Maintaining the Proper Range of Economic Growth and Non-linear Fiscal Policy - Analysis based on the Contingent Constraint Model, a paper co-authored by our school’s Associate Professors Peng Yuchao, Yan Lili and Fang Yi, was lately published in the 2019 1st Issue of China Economic Quarterly.
Since reform and opening up, the Chinese economy has maintained an average two-digit high-speed growth. The nation with a 1.3-billion population has become a middle-income country and created the “China Miracle”. However, the process of economic development is not all smooth sailing. In face of cyclical changes in global economic situations, Party and government leaders have made difficult policy choices at the crossroads of economic development time after time. Strong stimulus policies centered on fiscal expenditure launched to ensure the proper range of economic growth in unconventional times are called unconventional fiscal policies in the paper. In contrast, mild and regular counter-cyclical fiscal policies implemented by the government when economic growth rate moves within the target range (namely in conventional times) are called conventional fiscal policies. How are the effects of unconventional fiscal policies? What are their impacts on other aspects of the macro economy? This paper will answer these questions.

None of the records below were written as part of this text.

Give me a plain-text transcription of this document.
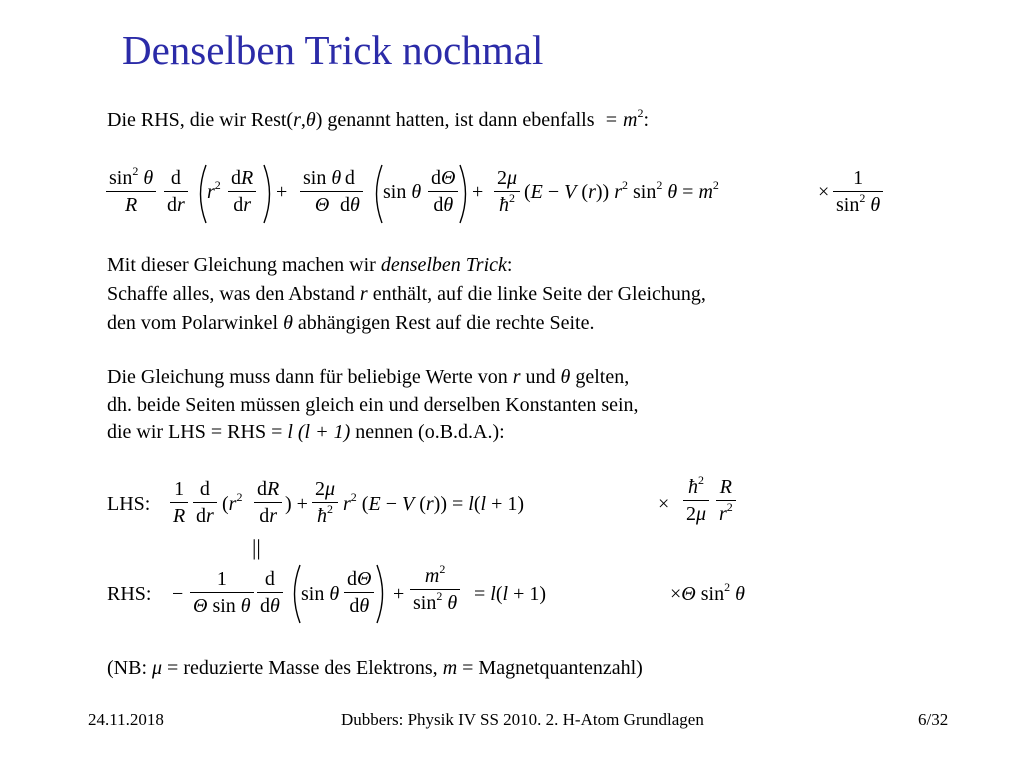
Denselben Trick nochmal
Die RHS, die wir Rest(r,θ) genannt hatten, ist dann ebenfalls = $m^2$:
$\sin^2 \theta$
R
d
dr
$r^2$ dR
dr
+
sin θ
Θ
d
dθ
sin θ
dΘ
dθ
+
2μ
$ħ^2$ (E − V (r)) $r^2$ $\sin^2 \theta = m^2$	×
1
$\sin^2 \theta$
Mit dieser Gleichung machen wir denselben Trick:
Schaffe alles, was den Abstand r enthält, auf die linke Seite der Gleichung,
den vom Polarwinkel θ abhängigen Rest auf die rechte Seite.
Die Gleichung muss dann für beliebige Werte von r und θ gelten,
dh. beide Seiten müssen gleich ein und derselben Konstanten sein,
die wir LHS = RHS = l (l + 1) nennen (o.B.d.A.):
LHS:
1
R
d
dr
($r^2$ dR
dr
) +
2μ
$ħ^2$ $r^2$ (E − V (r)) = l(l + 1)	×
$ħ^2$
2μ
R
$r^2$
||
RHS: −
1
Θ sin θ
d
dθ
sin θ
dΘ
dθ
+
$m^2$
$\sin^2 \theta = l(l + 1)$	×Θ $\sin^2 \theta$
(NB: μ = reduzierte Masse des Elektrons, m = Magnetquantenzahl)
24.11.2018	Dubbers: Physik IV SS 2010. 2. H-Atom Grundlagen	6/32
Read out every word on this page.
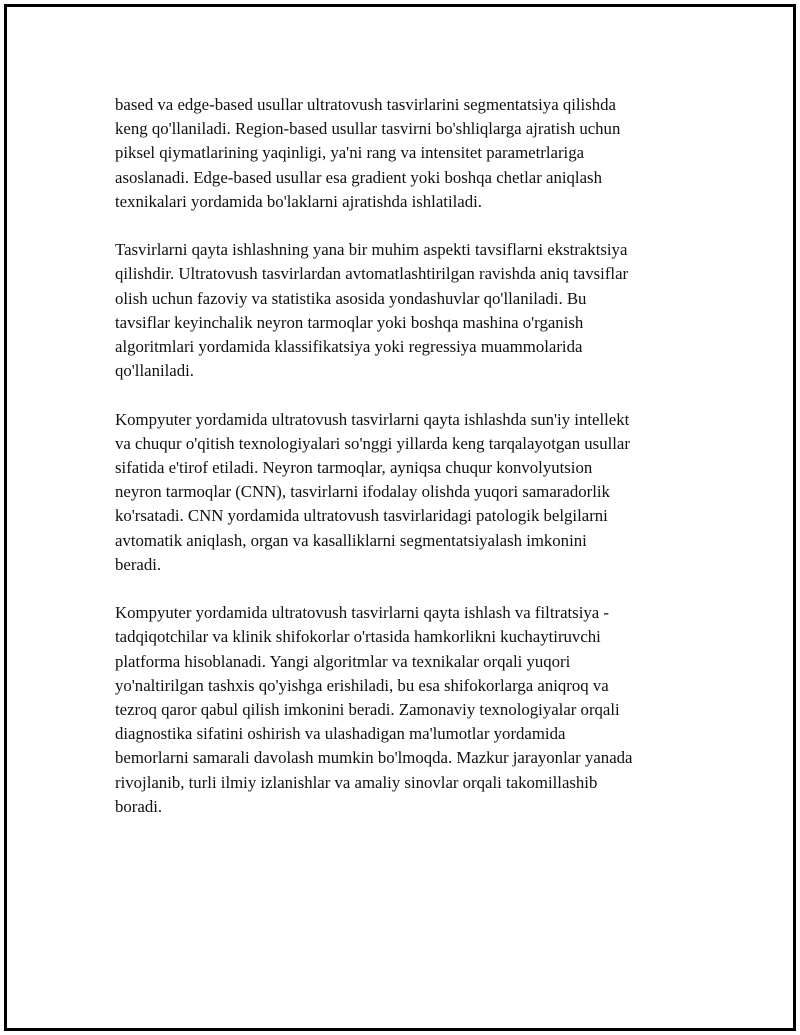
based va edge-based usullar ultratovush tasvirlarini segmentatsiya qilishda
keng qo'llaniladi. Region-based usullar tasvirni bo'shliqlarga ajratish uchun
piksel qiymatlarining yaqinligi, ya'ni rang va intensitet parametrlariga
asoslanadi. Edge-based usullar esa gradient yoki boshqa chetlar aniqlash
texnikalari yordamida bo'laklarni ajratishda ishlatiladi.

Tasvirlarni qayta ishlashning yana bir muhim aspekti tavsiflarni ekstraktsiya
qilishdir. Ultratovush tasvirlardan avtomatlashtirilgan ravishda aniq tavsiflar
olish uchun fazoviy va statistika asosida yondashuvlar qo'llaniladi. Bu
tavsiflar keyinchalik neyron tarmoqlar yoki boshqa mashina o'rganish
algoritmlari yordamida klassifikatsiya yoki regressiya muammolarida
qo'llaniladi.

Kompyuter yordamida ultratovush tasvirlarni qayta ishlashda sun'iy intellekt
va chuqur o'qitish texnologiyalari so'nggi yillarda keng tarqalayotgan usullar
sifatida e'tirof etiladi. Neyron tarmoqlar, ayniqsa chuqur konvolyutsion
neyron tarmoqlar (CNN), tasvirlarni ifodalay olishda yuqori samaradorlik
ko'rsatadi. CNN yordamida ultratovush tasvirlaridagi patologik belgilarni
avtomatik aniqlash, organ va kasalliklarni segmentatsiyalash imkonini
beradi.

Kompyuter yordamida ultratovush tasvirlarni qayta ishlash va filtratsiya -
tadqiqotchilar va klinik shifokorlar o'rtasida hamkorlikni kuchaytiruvchi
platforma hisoblanadi. Yangi algoritmlar va texnikalar orqali yuqori
yo'naltirilgan tashxis qo'yishga erishiladi, bu esa shifokorlarga aniqroq va
tezroq qaror qabul qilish imkonini beradi. Zamonaviy texnologiyalar orqali
diagnostika sifatini oshirish va ulashadigan ma'lumotlar yordamida
bemorlarni samarali davolash mumkin bo'lmoqda. Mazkur jarayonlar yanada
rivojlanib, turli ilmiy izlanishlar va amaliy sinovlar orqali takomillashib
boradi.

It portrays the unconventional fiscal policies designed to maintain the proper range of economic growth through the contingent constraint model, and analyzes the transmission mechanism, effects and externalities of such policies. It finds through research that unconventional fiscal policies can attain the target of ensuring economic growth, but at the cost of squeezing out private sector investments, and leading to a decrease in the share of consumption in demand structure and a rise in the share of industry in industrial structure. By comparing the policy effects on two occasions, it finds that the unconventional fiscal policy adopted in 1998 remarkably promoted economic stability and efficiency, whereas the one launched in 2009 significantly suppressed economic efficiency and hence aggravated total social benefits although it facilitated economic stability. One reasonable explanation is that the marginal positive externalities of government investments continue to decline while the marginal negative externalities of industry continue to rise. The result of policy frontier curve analysis shows that the expansionary fiscal policy mix dominated by “tax cuts” can better fulfill the stabilization of growth and structural adjustments when system and population dividends diminish, resource constraints tighten, and global economic recovery slows down.
Compared with existing studies, this paper has made the following marginal contributions: First, it uses the non-linear DSGE model to portray unconventional fiscal policies designed to maintain the proper range of economic growth, which helps academic circles to conduct scientific and rigorous analysis of unconventional fiscal policies using macro theoretical models. Second, it evaluates and compares the effects of unconventional fiscal policy launched in 1998 and 2009, filling in the gap in existing studies. Third, it introduces the economic efficiency target in carrying out policy evaluation, which provides the theoretical basis for the transformation of economic structure. Fourth, guided by the two-dimensional targets of economic stability and efficiency, it explores the optimal expansionary fiscal policy mix with the advanced policy frontier curve analysis, and reaches the conclusion that such policy mix varies with different marginal externalities of government investment and industry.